Schmitz Explains Squeaky Wheel System at Scott Lecture

October 28, 2013

As the speaker for the 39th annual Austin Scott Lecture, Professor Amy J. Schmitz presented her lecture entitled Access to Consumer Remedies in the Squeaky Wheel System. By “squeaky wheel system,” Schmitz means the current method by which customers must be proactive and persistent to obtain remedies or other assistance from merchants when they are dissatisfied with their goods or services. Schmitz’s phrase is derived from the saying, “the squeaky wheel gets the grease,” as has been noted in the workplace and marketplace to describe how individuals  who protest the most and loudest will get what they want. In her lecture, Schmitz identified the problems with the current system as well as the people it most negatively impacts. She offered a solution to these issues using the Internet, and online dispute resolution (“ODR”), as the primary tool.

According to Schmitz, the “squeaky wheel system” severely limits consumers’ rights because it discriminates against consumers based on their socioeconomic status. Roughly one-third of consumers make any effort to seek  remedies with respect to their purchases, but only a very small handful of those individuals go further and take the necessary measures to be the true “squeaky wheels” who obtain assistance.

“Those that have more resources, are more educated, and are in higher socioeconomic status levels are most likely to get more remedies,” Schmitz said.

She went on to cite a study showing that out of every 1,000 purchases made, households of the highest socioeconomic status complained about 98.9 of those purchases, while households of the lowest socioeconomic status complained about 60.7 of the 1,000 purchases. According to Schmitz, the “squeaky wheel” system only exacerbates this situation.

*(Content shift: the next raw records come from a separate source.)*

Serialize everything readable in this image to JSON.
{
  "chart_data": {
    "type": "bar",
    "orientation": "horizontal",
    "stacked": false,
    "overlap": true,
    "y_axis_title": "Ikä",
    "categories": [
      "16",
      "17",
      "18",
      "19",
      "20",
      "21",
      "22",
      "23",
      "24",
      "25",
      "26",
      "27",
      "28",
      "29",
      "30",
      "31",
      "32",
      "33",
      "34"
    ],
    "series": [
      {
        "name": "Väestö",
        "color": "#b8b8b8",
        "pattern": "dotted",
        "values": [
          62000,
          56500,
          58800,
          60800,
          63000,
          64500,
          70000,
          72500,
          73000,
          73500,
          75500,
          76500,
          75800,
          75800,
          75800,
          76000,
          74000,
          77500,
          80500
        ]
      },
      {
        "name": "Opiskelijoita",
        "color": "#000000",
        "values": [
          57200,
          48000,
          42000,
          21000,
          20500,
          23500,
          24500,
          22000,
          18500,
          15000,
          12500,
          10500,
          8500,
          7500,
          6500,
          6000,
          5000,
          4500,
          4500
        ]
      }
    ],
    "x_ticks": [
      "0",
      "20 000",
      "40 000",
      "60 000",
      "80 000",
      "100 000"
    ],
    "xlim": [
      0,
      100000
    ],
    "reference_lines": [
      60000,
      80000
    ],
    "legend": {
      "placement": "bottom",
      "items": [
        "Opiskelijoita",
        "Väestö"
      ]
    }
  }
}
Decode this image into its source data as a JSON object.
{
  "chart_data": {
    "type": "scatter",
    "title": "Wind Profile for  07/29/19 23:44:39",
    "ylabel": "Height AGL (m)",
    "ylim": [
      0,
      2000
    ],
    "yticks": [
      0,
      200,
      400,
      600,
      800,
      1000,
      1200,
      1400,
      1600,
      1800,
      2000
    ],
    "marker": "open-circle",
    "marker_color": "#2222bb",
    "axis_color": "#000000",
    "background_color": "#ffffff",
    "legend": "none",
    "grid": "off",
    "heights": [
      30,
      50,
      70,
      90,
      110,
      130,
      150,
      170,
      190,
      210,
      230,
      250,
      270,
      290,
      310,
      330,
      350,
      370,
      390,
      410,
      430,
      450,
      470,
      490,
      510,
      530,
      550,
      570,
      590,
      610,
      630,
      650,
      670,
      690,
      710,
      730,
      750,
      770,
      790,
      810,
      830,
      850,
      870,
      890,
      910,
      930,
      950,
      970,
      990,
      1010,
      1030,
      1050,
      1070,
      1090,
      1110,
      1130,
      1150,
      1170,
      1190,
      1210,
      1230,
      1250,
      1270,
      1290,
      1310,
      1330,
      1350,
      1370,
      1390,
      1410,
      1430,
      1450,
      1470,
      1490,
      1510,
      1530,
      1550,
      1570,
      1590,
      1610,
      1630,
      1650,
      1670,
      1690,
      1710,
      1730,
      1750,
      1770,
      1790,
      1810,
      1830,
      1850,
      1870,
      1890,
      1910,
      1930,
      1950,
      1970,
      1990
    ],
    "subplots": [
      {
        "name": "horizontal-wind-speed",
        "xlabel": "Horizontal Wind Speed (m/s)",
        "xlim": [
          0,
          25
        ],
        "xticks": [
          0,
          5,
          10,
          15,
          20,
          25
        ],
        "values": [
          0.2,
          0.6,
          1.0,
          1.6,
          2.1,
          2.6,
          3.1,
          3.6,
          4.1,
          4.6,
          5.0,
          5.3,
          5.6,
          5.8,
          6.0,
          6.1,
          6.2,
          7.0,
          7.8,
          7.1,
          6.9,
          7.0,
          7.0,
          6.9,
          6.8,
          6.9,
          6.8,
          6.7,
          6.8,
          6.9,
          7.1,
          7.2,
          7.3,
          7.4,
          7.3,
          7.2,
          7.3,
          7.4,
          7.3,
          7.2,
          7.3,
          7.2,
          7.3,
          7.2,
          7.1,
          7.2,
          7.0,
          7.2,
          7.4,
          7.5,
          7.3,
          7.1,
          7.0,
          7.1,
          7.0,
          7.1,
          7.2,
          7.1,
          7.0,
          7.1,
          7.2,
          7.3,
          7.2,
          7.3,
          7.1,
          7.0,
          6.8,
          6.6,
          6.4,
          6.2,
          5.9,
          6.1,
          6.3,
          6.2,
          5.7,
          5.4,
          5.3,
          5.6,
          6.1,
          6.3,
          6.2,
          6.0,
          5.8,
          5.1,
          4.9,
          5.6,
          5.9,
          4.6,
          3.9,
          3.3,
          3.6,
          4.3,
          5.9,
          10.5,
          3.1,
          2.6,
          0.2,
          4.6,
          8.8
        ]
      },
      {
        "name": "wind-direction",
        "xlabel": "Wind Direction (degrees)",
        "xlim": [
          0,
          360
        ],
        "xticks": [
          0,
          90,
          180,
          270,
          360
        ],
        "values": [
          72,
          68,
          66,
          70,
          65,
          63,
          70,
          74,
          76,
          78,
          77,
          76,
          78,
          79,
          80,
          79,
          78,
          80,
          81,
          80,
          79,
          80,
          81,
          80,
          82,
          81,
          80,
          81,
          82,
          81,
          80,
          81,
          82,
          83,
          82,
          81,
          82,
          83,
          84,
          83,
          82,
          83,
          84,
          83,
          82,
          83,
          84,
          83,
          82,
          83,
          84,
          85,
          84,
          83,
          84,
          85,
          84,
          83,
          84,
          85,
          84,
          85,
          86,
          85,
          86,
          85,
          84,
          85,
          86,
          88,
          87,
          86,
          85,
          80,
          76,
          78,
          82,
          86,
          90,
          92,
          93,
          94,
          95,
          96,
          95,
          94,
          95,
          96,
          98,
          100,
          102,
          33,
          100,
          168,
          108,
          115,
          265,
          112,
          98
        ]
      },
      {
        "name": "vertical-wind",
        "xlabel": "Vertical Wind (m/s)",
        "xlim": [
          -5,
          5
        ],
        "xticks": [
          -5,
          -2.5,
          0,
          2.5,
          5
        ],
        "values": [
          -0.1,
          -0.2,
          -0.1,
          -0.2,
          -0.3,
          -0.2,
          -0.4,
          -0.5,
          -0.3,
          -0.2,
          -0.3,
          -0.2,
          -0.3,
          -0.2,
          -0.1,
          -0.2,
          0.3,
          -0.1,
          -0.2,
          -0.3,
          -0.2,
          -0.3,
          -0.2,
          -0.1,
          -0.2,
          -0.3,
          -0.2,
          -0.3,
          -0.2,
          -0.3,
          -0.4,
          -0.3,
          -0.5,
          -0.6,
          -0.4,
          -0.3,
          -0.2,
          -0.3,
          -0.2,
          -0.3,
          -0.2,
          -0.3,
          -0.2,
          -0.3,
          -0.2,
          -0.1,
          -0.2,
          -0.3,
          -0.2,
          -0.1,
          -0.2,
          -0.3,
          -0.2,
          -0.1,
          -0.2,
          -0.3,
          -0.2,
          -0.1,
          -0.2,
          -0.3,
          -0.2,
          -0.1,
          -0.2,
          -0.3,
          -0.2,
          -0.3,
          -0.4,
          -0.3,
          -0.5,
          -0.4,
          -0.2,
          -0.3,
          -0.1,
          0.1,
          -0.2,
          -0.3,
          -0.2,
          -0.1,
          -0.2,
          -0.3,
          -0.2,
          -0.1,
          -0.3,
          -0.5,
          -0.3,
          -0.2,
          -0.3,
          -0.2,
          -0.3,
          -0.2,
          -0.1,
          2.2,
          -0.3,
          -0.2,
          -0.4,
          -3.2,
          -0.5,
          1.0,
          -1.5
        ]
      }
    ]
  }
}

“It’s widening that gap between consumer haves and have-nots,” Schmitz said. “It’s almost a consumer caste system.”

Schmitz called attention to the differences that are evident between consumers of different races and genders. In Schmitz’s own empirical study of Colorado consumers,  71.3 percent of females versus 53.4 percent males reported that they “never” or “rarely” try to negotiate purchase terms. Another study, conducted by Professor Ian Ayres of Yale Law School, took place at car dealerships in Chicago where it was found that white females paid 40 percent more than white males, and African American consumers paid twice the mark-up paid by all other consumers. Moreover, according to the Consumer Federation of America, upper income African American women were five times more likely than upper income white males to be saddled with a subprime mortgage. Schmitz suggested that the reason women and African American consumers often benefit less than white male consumers is that they are less “squeaky.” Research has indicated that society has conditioned these groups of people to complain less by instilling in them the assumption that they are less powerful, or that complaining would breach social norms.

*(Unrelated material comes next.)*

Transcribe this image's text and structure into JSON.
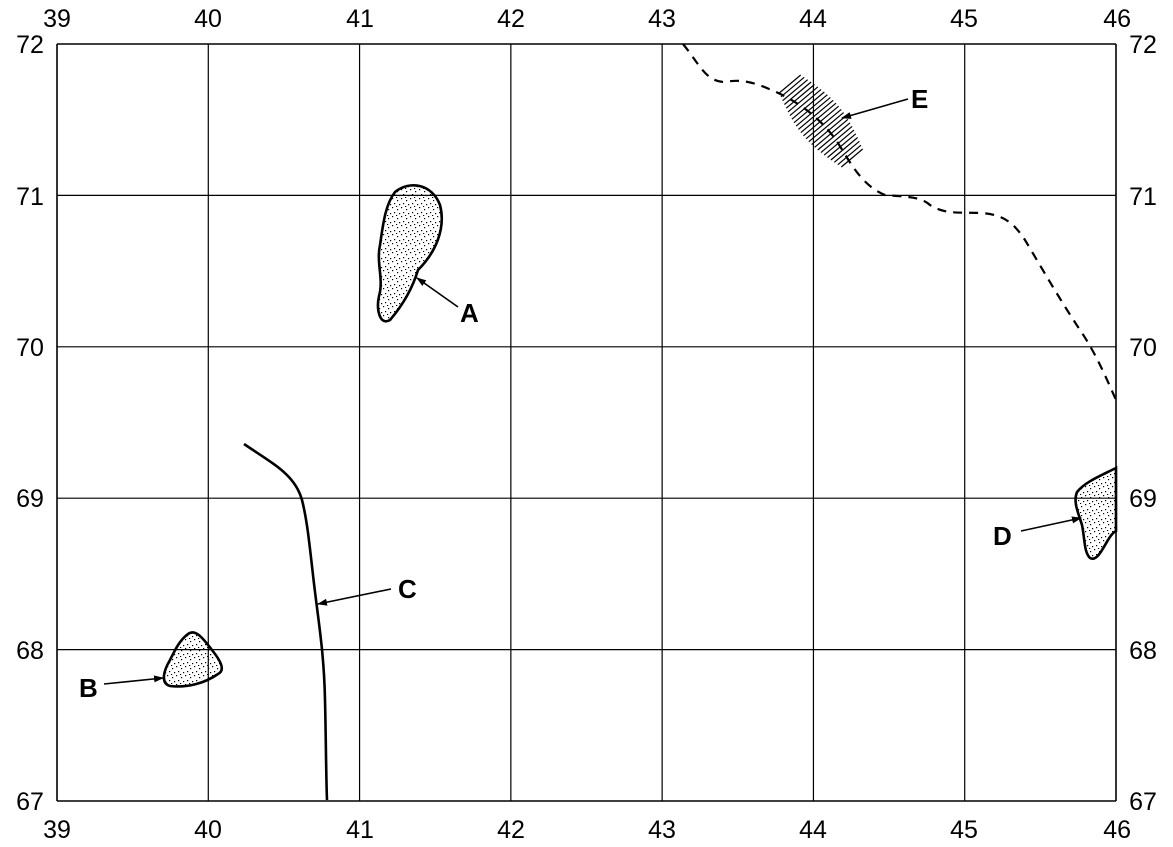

According to Schmitz’s research, many people do not pursue any sort of remedies because they are unaware of the proper course of action.  Consumers also may experience inertia—essentially laziness. In addition, consumers have a tendency to “follow the rules” and aim to avoid creating a disturbance.  They also may put up with poor products and services because they do not want to admit that they have made a bad purchase. Schmitz also used data from her own empirical study to show how consumers rarely try to change the contracts that contain the terms of their purchase, and when they do, they are largely unsuccessful. Consumers do not read these contracts for the most part, nor do they trust them, but they feel powerless to alter them.

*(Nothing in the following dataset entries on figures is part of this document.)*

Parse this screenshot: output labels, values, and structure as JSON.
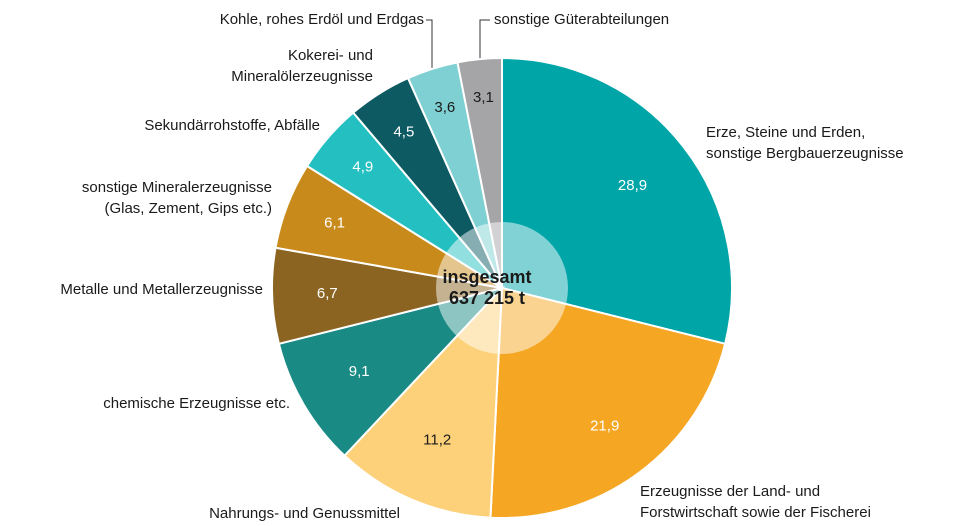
{
  "chart_data": {
    "type": "pie",
    "center_label": [
      "insgesamt",
      "637 215 t"
    ],
    "categories": [
      [
        "Erze, Steine und Erden,",
        "sonstige Bergbauerzeugnisse"
      ],
      [
        "Erzeugnisse der Land- und",
        "Forstwirtschaft sowie der Fischerei"
      ],
      [
        "Nahrungs- und Genussmittel"
      ],
      [
        "chemische Erzeugnisse etc."
      ],
      [
        "Metalle und Metallerzeugnisse"
      ],
      [
        "sonstige Mineralerzeugnisse",
        "(Glas, Zement, Gips etc.)"
      ],
      [
        "Sekundärrohstoffe, Abfälle"
      ],
      [
        "Kokerei- und",
        "Mineralölerzeugnisse"
      ],
      [
        "Kohle, rohes Erdöl und Erdgas"
      ],
      [
        "sonstige Güterabteilungen"
      ]
    ],
    "values": [
      28.9,
      21.9,
      11.2,
      9.1,
      6.7,
      6.1,
      4.9,
      4.5,
      3.6,
      3.1
    ],
    "value_labels": [
      "28,9",
      "21,9",
      "11,2",
      "9,1",
      "6,7",
      "6,1",
      "4,9",
      "4,5",
      "3,6",
      "3,1"
    ],
    "colors": [
      "#00a5a8",
      "#f5a623",
      "#fdd17a",
      "#1a8a84",
      "#8b6422",
      "#c88a1a",
      "#24bfc0",
      "#0d5a63",
      "#7fd0d2",
      "#a5a5a8"
    ]
  }
}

Schmitz proposed a solution to these problems. The answer, she said, is well-crafted ODR mechanisms with the goal of creating what she calls “The New Handshake,” which is also the title of her forthcoming book with co-author Colin Rule (founder of Modria, an ODR provider). This New Handshake would involve ODR administered through a single website with due process standards that would be used for problem diagnosis, direct negotiation, mediation, and evaluation. In this hypothetical situation, merchants would have to pay to opt-in to the website’s program and buyers would report their issue through the site to the merchant, who would then respond, allowing the buyer to select a remedy. Schmitz laid out key considerations for setting up the program, including 1) it should be free or of very low cost to consumers, 2) it should make various guides and demonstrations for use of the site accessible, and 3) companies who opt-in should be allowed to display a trustmark on their own websites to let consumers know that they will be a trustworthy and accountable merchant.

“We as consumers really can be empowered. I get so excited about ODR because I think we always have to be willing to try and find solutions to open a way that we can all get help on our complaints,” Schmitz said.